The US Dollar also trended lower on Monday, following last week’s disappointing US stats. US retail sales had stagnated in July, and Monday’s manufacturing print from Empire had contracted by -4.21. Another ‘Greenback’ selloff left the Euro stronger.

However, perhaps the biggest boon for the Euro on Monday was the news that the European Central Bank (ECB) had concluded in July that the Brexit vote would likely not derail the Eurozone’s economic recovery. The Wall Street Journal reported;

‘The ECB’s 25-member governing council “came to the conclusion that the base scenario of a continuing economic recovery and gradually rising inflation rates in the Eurozone is still intact,” the Bundesbank wrote in its monthly report.

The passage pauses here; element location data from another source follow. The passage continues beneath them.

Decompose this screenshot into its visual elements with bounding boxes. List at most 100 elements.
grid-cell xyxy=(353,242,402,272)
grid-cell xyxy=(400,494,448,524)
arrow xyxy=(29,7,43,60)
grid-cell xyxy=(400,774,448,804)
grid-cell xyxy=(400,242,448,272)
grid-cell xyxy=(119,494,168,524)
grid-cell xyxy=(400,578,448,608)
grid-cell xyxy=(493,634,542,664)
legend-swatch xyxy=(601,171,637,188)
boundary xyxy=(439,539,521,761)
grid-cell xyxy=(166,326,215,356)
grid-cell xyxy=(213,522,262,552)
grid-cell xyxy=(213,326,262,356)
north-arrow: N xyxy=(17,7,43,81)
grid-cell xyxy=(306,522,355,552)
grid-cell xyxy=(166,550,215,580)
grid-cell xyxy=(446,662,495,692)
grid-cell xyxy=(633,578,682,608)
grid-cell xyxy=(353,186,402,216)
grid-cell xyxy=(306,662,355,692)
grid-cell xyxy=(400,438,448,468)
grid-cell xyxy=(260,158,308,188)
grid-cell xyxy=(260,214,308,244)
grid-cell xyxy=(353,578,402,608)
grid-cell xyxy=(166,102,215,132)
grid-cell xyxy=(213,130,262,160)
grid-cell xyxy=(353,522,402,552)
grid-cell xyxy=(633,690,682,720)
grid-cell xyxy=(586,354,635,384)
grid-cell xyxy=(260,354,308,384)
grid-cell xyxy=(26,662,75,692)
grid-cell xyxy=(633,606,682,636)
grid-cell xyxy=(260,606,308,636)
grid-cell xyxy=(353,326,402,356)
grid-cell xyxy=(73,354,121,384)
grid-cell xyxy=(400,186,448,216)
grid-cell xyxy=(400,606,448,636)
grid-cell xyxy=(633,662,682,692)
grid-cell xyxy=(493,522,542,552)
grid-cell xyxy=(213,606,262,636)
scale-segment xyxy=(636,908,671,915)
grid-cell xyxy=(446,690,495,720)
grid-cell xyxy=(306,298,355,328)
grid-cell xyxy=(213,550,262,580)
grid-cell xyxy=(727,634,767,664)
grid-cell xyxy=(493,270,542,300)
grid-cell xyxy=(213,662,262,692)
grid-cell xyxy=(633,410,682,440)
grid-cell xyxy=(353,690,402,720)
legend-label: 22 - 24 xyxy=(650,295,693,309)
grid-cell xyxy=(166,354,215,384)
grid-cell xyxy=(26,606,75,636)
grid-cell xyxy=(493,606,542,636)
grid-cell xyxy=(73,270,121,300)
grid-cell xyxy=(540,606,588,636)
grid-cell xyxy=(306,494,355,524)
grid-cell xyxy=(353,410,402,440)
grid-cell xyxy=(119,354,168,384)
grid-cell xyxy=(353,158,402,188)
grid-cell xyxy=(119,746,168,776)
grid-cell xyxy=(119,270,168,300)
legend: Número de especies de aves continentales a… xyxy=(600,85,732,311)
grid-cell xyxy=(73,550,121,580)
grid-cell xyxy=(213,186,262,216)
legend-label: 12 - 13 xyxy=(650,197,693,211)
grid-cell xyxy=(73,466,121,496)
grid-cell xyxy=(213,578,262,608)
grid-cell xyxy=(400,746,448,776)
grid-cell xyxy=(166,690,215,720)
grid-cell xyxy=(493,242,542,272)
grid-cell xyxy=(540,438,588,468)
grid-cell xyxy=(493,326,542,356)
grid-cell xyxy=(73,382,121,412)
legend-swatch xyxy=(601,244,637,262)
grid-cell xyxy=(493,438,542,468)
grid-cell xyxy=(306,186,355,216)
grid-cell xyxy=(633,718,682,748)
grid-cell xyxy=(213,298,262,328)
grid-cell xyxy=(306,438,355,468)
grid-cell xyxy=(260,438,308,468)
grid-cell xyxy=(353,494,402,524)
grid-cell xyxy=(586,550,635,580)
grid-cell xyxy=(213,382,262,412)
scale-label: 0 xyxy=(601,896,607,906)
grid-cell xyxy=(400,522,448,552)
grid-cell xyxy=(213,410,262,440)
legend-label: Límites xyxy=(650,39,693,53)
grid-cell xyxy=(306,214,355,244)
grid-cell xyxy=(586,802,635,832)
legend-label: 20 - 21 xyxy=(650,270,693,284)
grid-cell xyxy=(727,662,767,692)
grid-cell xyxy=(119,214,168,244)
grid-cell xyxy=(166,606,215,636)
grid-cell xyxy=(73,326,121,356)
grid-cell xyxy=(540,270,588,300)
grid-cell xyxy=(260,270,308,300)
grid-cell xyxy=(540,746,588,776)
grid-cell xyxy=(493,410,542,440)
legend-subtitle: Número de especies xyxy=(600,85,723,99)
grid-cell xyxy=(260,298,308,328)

German economic growth should continue over the summer, the Bundesbank said, as the positive expectations of German firms have only dimmed slightly in the wake of the referendum despite intensive public debate about its economic impact.’

This left the Euro in a strong position for the week ahead, which is likely to be a big one for GBP/EUR, particularly from Sterling’s perspective.

Pound Euro Exchange Rate Forecast: UK Inflation Figures Ahead

Tuesday’s session will finally see the release of the UK’s key July Consumer Price Index (CPI) figures, kick-starting off the UK economy’s testing week.

While many UK PMIs have been released for the most of July, analysts are calling the coming week the first decisive set of post-Brexit data.

These reports will show what direction the UK’s economy has been since the UK Referendum vote in June, and potentially what direction the economy could head next. According to the Financial Times;

‘This week’s most telling data are likely to come from retail sales on Thursday, said Rabobank’s foreign exchange G10 strategist Jane Foley. Sterling’s post-Brexit fall is likely to take time to be felt in inflation, while the labour market is another lagging indicator, she said.

The wide range of economists’ forecasts about retail sales illustrated the post-Brexit uncertainty. The next three to four months will demonstrate how data expose “the vulnerability of the UK economy”, Ms Foley said.’

While the Pound will evidently be this week’s big-mover, the Eurozone’s upcoming data does have the potential to drive Euro movement here and there, starting with August’s economic sentiment surveys for the bloc from ZEW.

Thursday’s session could be the most influential of any day this week for the Pound Euro exchange rate, with UK retail sales set for release as well as Eurozone inflation results for July, and the European Central Bank’s (ECB) latest meeting minutes.